Note that in that formulation the numbers do not represent facts, but judgments based on facts.

When I entered government service with the Air Force, source selection teams used numerical scoring. That was abandoned in about 1980 after a number of bid protest decisiond based on faulty use of numerical scores. We went to the adjectival/color raing system still in use today by DOD and some other agencies. But adjectives and colors do not facilitate aggregation of judgements.

Note that the bid protest decisions were not based on the impropriety of using numerical ratings, but on the lack of know-how and the incompetence of the people who used them.

No matter what rating system you use, adjectival, color, or numerical, you must be able to explain the basis for the rating assigned, and you must assign ratings consistently.

The purpose of assigning ratings is simplification of complex information, and when you are evaluating on the basis of multiple factors, numerical ratings provide the greatest degree of simplification.

I have made that point many times in this forum, but only the thinkers seem to get it.

Thank you, Vern. I was personally able to successfully use the numerical system in source selections but observed and noted the problems mentioned herein at other Districts and agencies.

formerfed

Members

comment_2014

We had an interesting experience in my last government job doing a source selection without use of ratings. The chief issue was getting the evaluation team to focus and succinctly state relative strengths, weaknesses, etc. of each offeror.

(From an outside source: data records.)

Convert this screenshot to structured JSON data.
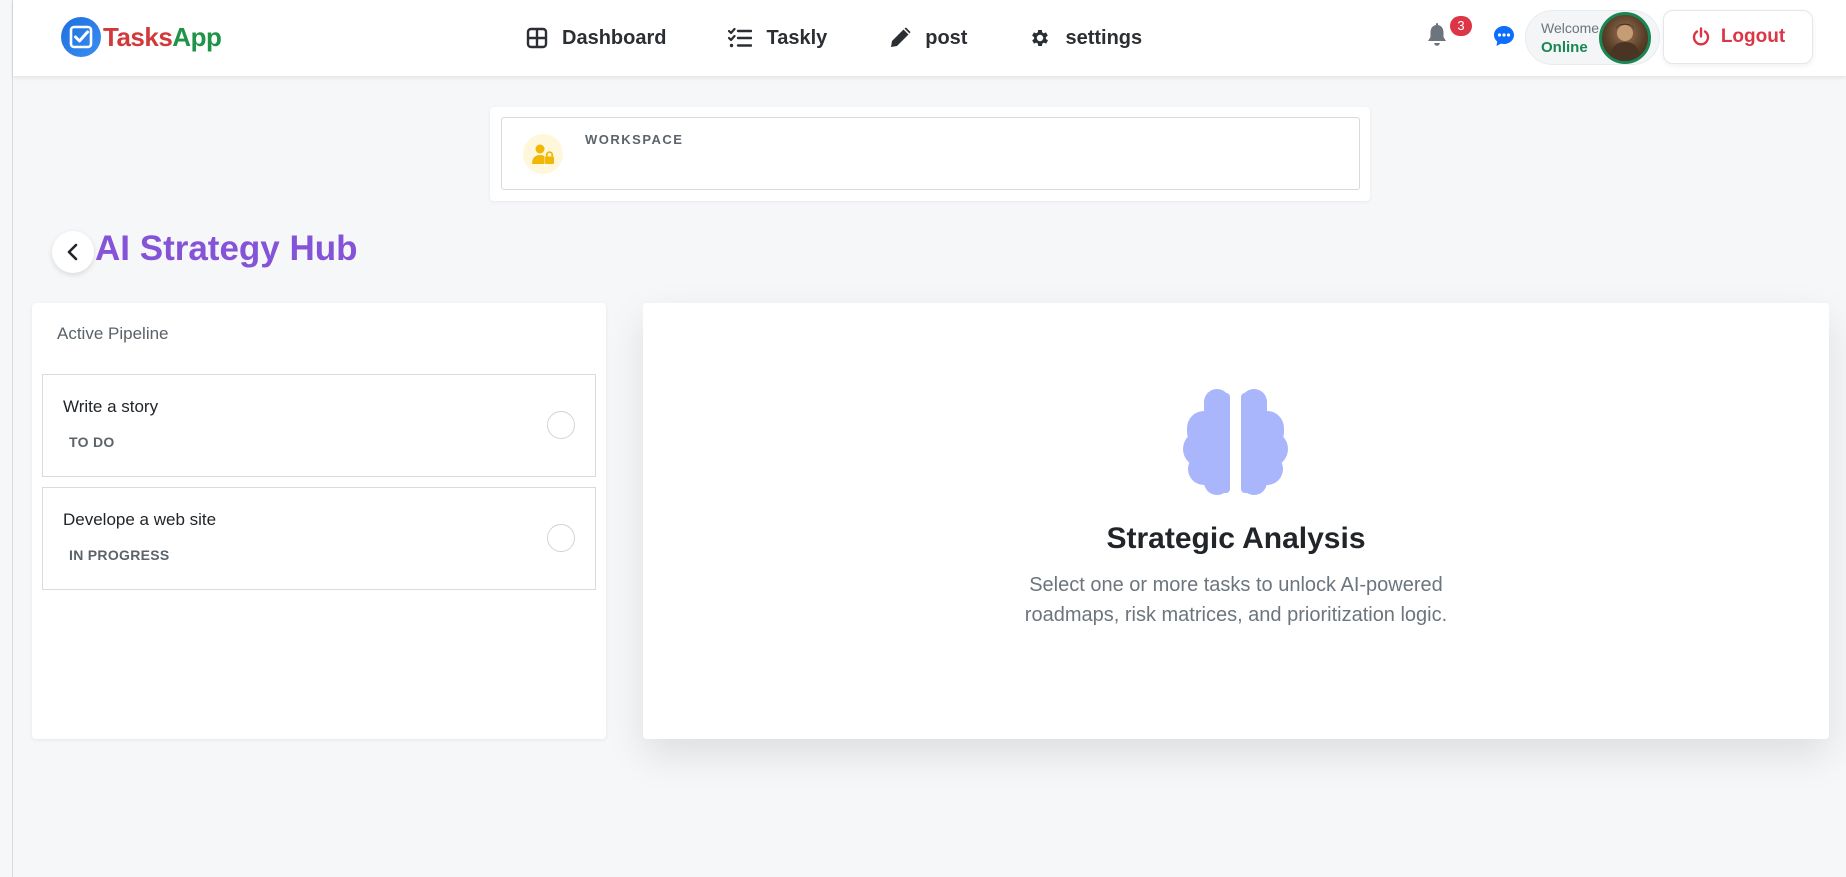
{
  "brand": {
    "part1": "Tasks",
    "part2": "App"
  },
  "nav": {
    "items": [
      {
        "label": "Dashboard",
        "icon": "dashboard-grid-icon"
      },
      {
        "label": "Taskly",
        "icon": "checklist-icon"
      },
      {
        "label": "post",
        "icon": "pencil-icon"
      },
      {
        "label": "settings",
        "icon": "gear-icon"
      }
    ],
    "notification_count": "3",
    "welcome": "Welcome",
    "status": "Online",
    "logout": "Logout"
  },
  "workspace": {
    "label": "WORKSPACE"
  },
  "page": {
    "title": "AI Strategy Hub"
  },
  "pipeline": {
    "heading": "Active Pipeline",
    "tasks": [
      {
        "name": "Write a story",
        "status": "TO DO"
      },
      {
        "name": "Develope a web site",
        "status": "IN PROGRESS"
      }
    ]
  },
  "analysis": {
    "title": "Strategic Analysis",
    "description": "Select one or more tasks to unlock AI-powered roadmaps, risk matrices, and prioritization logic."
  },
  "colors": {
    "accent_purple": "#8453d8",
    "danger": "#dc3545",
    "success": "#198754",
    "brain": "#aab6fb",
    "brand_red": "#d03a3a",
    "brand_green": "#1f9447"
  }
}
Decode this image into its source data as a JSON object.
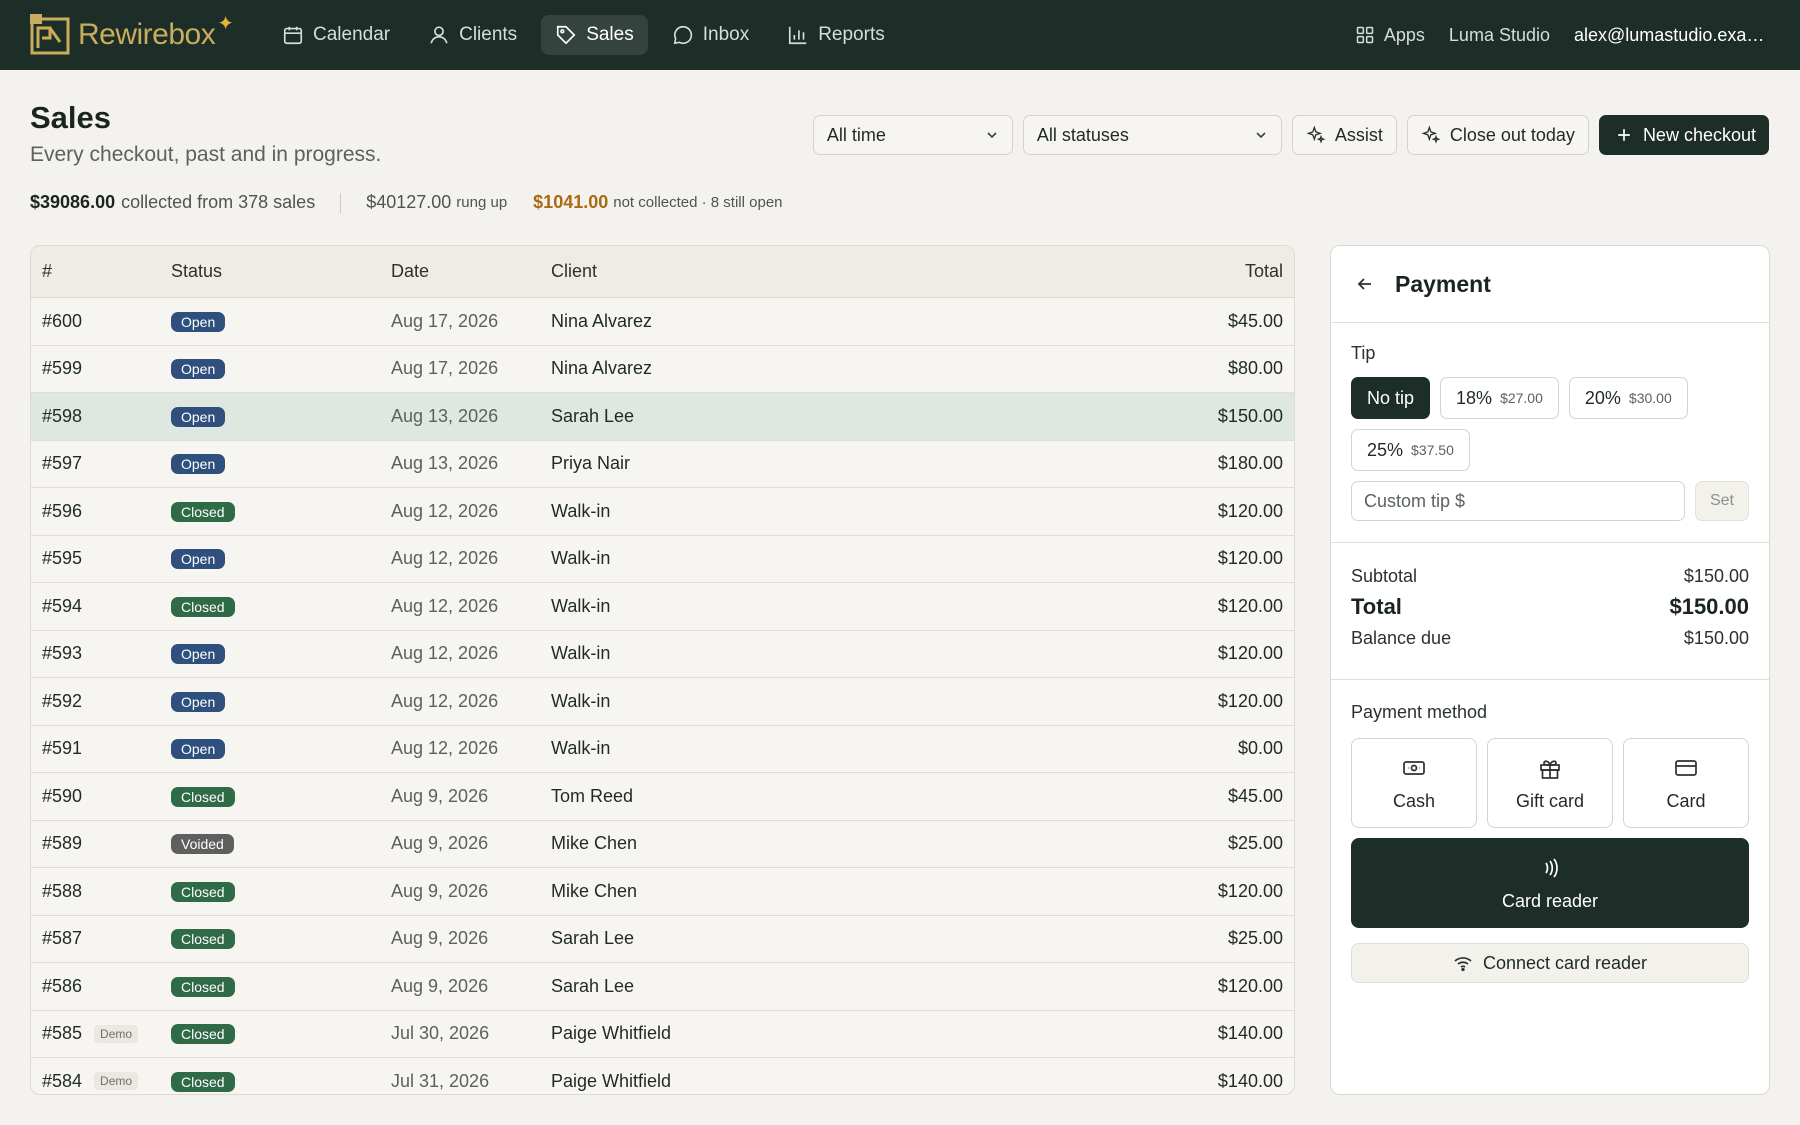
{
  "app": {
    "brand": "Rewirebox",
    "nav": [
      {
        "id": "calendar",
        "label": "Calendar",
        "icon": "calendar-icon"
      },
      {
        "id": "clients",
        "label": "Clients",
        "icon": "user-icon"
      },
      {
        "id": "sales",
        "label": "Sales",
        "icon": "tag-icon",
        "active": true
      },
      {
        "id": "inbox",
        "label": "Inbox",
        "icon": "chat-icon"
      },
      {
        "id": "reports",
        "label": "Reports",
        "icon": "bar-chart-icon"
      }
    ],
    "apps_label": "Apps",
    "workspace": "Luma Studio",
    "user_email": "alex@lumastudio.example.com"
  },
  "header": {
    "title": "Sales",
    "subtitle": "Every checkout, past and in progress.",
    "filters": {
      "time": "All time",
      "status": "All statuses"
    },
    "assist_label": "Assist",
    "close_out_label": "Close out today",
    "new_checkout_label": "New checkout"
  },
  "summary": {
    "collected_amount": "$39086.00",
    "collected_text": "collected from 378 sales",
    "rung_amount": "$40127.00",
    "rung_text": "rung up",
    "not_collected_amount": "$1041.00",
    "not_collected_text": "not collected · 8 still open"
  },
  "table": {
    "columns": [
      "#",
      "Status",
      "Date",
      "Client",
      "Total"
    ],
    "rows": [
      {
        "num": "#600",
        "status": "Open",
        "date": "Aug 17, 2026",
        "client": "Nina Alvarez",
        "total": "$45.00"
      },
      {
        "num": "#599",
        "status": "Open",
        "date": "Aug 17, 2026",
        "client": "Nina Alvarez",
        "total": "$80.00"
      },
      {
        "num": "#598",
        "status": "Open",
        "date": "Aug 13, 2026",
        "client": "Sarah Lee",
        "total": "$150.00",
        "selected": true
      },
      {
        "num": "#597",
        "status": "Open",
        "date": "Aug 13, 2026",
        "client": "Priya Nair",
        "total": "$180.00"
      },
      {
        "num": "#596",
        "status": "Closed",
        "date": "Aug 12, 2026",
        "client": "Walk-in",
        "total": "$120.00"
      },
      {
        "num": "#595",
        "status": "Open",
        "date": "Aug 12, 2026",
        "client": "Walk-in",
        "total": "$120.00"
      },
      {
        "num": "#594",
        "status": "Closed",
        "date": "Aug 12, 2026",
        "client": "Walk-in",
        "total": "$120.00"
      },
      {
        "num": "#593",
        "status": "Open",
        "date": "Aug 12, 2026",
        "client": "Walk-in",
        "total": "$120.00"
      },
      {
        "num": "#592",
        "status": "Open",
        "date": "Aug 12, 2026",
        "client": "Walk-in",
        "total": "$120.00"
      },
      {
        "num": "#591",
        "status": "Open",
        "date": "Aug 12, 2026",
        "client": "Walk-in",
        "total": "$0.00"
      },
      {
        "num": "#590",
        "status": "Closed",
        "date": "Aug 9, 2026",
        "client": "Tom Reed",
        "total": "$45.00"
      },
      {
        "num": "#589",
        "status": "Voided",
        "date": "Aug 9, 2026",
        "client": "Mike Chen",
        "total": "$25.00"
      },
      {
        "num": "#588",
        "status": "Closed",
        "date": "Aug 9, 2026",
        "client": "Mike Chen",
        "total": "$120.00"
      },
      {
        "num": "#587",
        "status": "Closed",
        "date": "Aug 9, 2026",
        "client": "Sarah Lee",
        "total": "$25.00"
      },
      {
        "num": "#586",
        "status": "Closed",
        "date": "Aug 9, 2026",
        "client": "Sarah Lee",
        "total": "$120.00"
      },
      {
        "num": "#585",
        "demo": "Demo",
        "status": "Closed",
        "date": "Jul 30, 2026",
        "client": "Paige Whitfield",
        "total": "$140.00"
      },
      {
        "num": "#584",
        "demo": "Demo",
        "status": "Closed",
        "date": "Jul 31, 2026",
        "client": "Paige Whitfield",
        "total": "$140.00"
      }
    ]
  },
  "payment": {
    "title": "Payment",
    "tip_label": "Tip",
    "tips": [
      {
        "label": "No tip",
        "amount": "",
        "active": true
      },
      {
        "label": "18%",
        "amount": "$27.00"
      },
      {
        "label": "20%",
        "amount": "$30.00"
      },
      {
        "label": "25%",
        "amount": "$37.50"
      }
    ],
    "custom_tip_placeholder": "Custom tip $",
    "set_label": "Set",
    "subtotal_label": "Subtotal",
    "subtotal": "$150.00",
    "total_label": "Total",
    "total": "$150.00",
    "balance_label": "Balance due",
    "balance": "$150.00",
    "method_label": "Payment method",
    "methods": [
      {
        "label": "Cash",
        "icon": "cash-icon"
      },
      {
        "label": "Gift card",
        "icon": "gift-icon"
      },
      {
        "label": "Card",
        "icon": "credit-card-icon"
      }
    ],
    "card_reader_label": "Card reader",
    "connect_label": "Connect card reader"
  },
  "colors": {
    "nav_bg": "#1d2d28",
    "brand_gold": "#c9ad5c",
    "open_badge": "#2f4f7d",
    "closed_badge": "#2f6b47",
    "voided_badge": "#5f5f5f",
    "warning": "#a86a12"
  }
}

From experiences they wanted to start with assigning a rating and work backwards with supporting narrative. The contracting officer spent a lot of time going over the evaluator findings and actually worked full time with them to ensure what was produced by the evaluators was what was needed.

Two unusual reactions. The lawyer reviewing the files asked where the ratings were? The CO had to walk him through the process. The Source Selection Official was very pleased and said it made his job very easy.